Over the last year, IDPC spearheaded the effort to raise awareness of this issue in Florida, by conducting town
hall meetings, lobbying the legislative and executive branches to deregulate the law, supporting amendments to FS 481,
opposing changes to the Florida Building Code, exposing blatantly false statements made by IDAF, revealing the
ruthlessly aggressive actions of the law firm retained to prosecute designers, and by publicizing the devastating effects on
the lives of these victims. IDPC’s widespread grassroots support will mobilize to support the IJ legal challenge.
“We value the innovation, creativity and diversity as well as the multiple methods of entry that have been the
cornerstone of this dynamic profession, serving the public without harm. Florida’s once-size-fits-all licensing scheme for
interior designers could not be more contrary to those values,” explained Morrow. “Protectionism, censorship, cartel,
monopoly, domination, control, special interests – you name, it’s all here, and it’s having a devastating effect on the lives
of Florida designers. It’s time to pull the curtains on the interior design cartel.”
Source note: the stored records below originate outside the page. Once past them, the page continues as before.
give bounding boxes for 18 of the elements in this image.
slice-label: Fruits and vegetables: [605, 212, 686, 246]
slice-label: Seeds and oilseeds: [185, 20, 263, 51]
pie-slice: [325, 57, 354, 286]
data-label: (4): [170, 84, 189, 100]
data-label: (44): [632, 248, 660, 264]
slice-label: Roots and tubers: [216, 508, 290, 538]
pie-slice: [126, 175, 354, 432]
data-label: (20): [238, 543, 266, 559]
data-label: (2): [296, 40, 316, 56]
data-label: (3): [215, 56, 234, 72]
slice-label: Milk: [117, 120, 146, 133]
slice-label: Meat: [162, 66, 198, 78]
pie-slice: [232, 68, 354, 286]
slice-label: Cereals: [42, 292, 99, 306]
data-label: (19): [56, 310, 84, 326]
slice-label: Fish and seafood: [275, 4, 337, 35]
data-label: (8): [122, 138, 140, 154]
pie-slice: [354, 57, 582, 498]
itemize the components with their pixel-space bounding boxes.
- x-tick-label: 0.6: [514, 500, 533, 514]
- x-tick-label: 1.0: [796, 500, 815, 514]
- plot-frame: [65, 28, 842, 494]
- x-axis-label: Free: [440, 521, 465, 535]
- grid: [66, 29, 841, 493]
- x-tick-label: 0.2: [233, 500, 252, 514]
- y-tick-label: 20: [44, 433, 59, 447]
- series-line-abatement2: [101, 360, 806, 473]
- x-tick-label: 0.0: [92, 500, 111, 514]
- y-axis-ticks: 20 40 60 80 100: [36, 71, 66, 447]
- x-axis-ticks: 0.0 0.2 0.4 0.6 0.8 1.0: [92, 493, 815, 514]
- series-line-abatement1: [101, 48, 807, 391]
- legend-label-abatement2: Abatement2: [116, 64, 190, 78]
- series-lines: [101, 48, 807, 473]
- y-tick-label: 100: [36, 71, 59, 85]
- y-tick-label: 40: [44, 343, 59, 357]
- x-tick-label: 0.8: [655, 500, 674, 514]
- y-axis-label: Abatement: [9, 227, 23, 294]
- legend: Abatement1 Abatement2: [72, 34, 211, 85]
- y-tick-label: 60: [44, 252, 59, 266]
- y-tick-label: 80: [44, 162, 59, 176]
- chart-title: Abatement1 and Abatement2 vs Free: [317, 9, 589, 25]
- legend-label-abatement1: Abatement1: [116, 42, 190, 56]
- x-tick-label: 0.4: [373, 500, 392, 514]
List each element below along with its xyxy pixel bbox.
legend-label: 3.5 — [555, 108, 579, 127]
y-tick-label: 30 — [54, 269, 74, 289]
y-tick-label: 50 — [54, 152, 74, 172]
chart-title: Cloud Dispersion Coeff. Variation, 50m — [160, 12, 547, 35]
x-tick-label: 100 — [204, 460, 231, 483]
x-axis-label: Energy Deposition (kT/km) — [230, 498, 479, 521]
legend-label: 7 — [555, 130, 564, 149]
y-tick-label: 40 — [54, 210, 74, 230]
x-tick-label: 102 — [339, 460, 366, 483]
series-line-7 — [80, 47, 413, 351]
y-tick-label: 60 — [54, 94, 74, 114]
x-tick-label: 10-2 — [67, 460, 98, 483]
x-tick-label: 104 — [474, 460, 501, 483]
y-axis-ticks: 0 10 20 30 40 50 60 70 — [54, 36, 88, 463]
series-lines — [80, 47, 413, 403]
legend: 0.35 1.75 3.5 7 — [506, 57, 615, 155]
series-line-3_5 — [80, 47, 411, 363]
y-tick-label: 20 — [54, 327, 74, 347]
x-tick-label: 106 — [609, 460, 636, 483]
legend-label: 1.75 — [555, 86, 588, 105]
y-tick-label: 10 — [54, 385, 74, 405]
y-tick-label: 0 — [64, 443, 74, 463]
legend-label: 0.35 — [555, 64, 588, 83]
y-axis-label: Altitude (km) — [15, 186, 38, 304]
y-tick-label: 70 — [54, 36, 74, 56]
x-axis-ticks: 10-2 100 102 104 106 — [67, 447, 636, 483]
May 21, 2009 - Posted by | ASID, Florida, Institute for Justice, Interior Design Protection Council (IDPC) | , , , , , , , , , , , , , , , , , , , , , , , , , , , , , , , , ,


  1. I think legislation on interior design is ludicrous! The company I used to design the layout of my office was irreplaceable. I could have never chosen furniture and placed it in the way that they did; they made my office ‘work.’ Legislation is ridiculous; I think they should focus on more important issues.

    Comment by Melbourne Office Furniture | May 22, 2009 | Reply

  2. When will the IDPC acknowledge that 99.9% (my opinion) of the anti-regulation effort would be moot if interior decorators simply acknowleged that they are not interior designers and to label their occupational efforts as interior design is unethical? It is not illegal. It is not about business. It is not about collusion of professional organizations to limit competition. It is just plain wrong. On the surface it appears to be a semantic tug of war. To anyone with any knowledge of the profession it is much more than that.

    Comment by Mike Dudek | May 22, 2009 | Reply

    • Oh, wow, you mean people will stop trying to prevent others from practicing interior design if only the people the cartel doesn’t approve of will just call themselves decorators instead of designers? Who knew?


      The goal of legislation is to severely restrict the practice of interior design to people who have jumped through the specific hoops that an incredibly small percentage of the design population of the country has tried – and almost universally failed – for 30 years to set up as the minimum entry criteria into the profession.

      If you want to know what IDPC thinks and plans, you’ll have to ask them directly. This is not their blog; it’s my own, although I repost their email blasts.

      I’ll tell you right now, though, that they’ll never acknowledge that, and never stop fighting legislative attempts, and neither will any of the rest of us.

      Comment by Hoechstetter Interiors | May 22, 2009 | Reply

  3. There you go again stating that this process we both claim expertise in is in fact a profession. You really need to stop referring to what we do as a profession. Call it an occupation or a past time I don’t care. Just know that as long as you keep promoting the effort of the IDPC and the IJ to deprofessionalize MY profession, I will continue to call you and your buddies on your hypocrisy.
    The ID legislation effort is nothing more than a very cumbersome way to distinguish qualified interior designers from those that merely pretend, or as you say, have a god given talent. THAT IS IT. You can spin it into some grand conspiracy if that makes you feel better about your self-preservation effort. But there really is nothing more to it than that.
    But please keep the angels and demons anti-legislative conspiracy stories coming. They amuse me.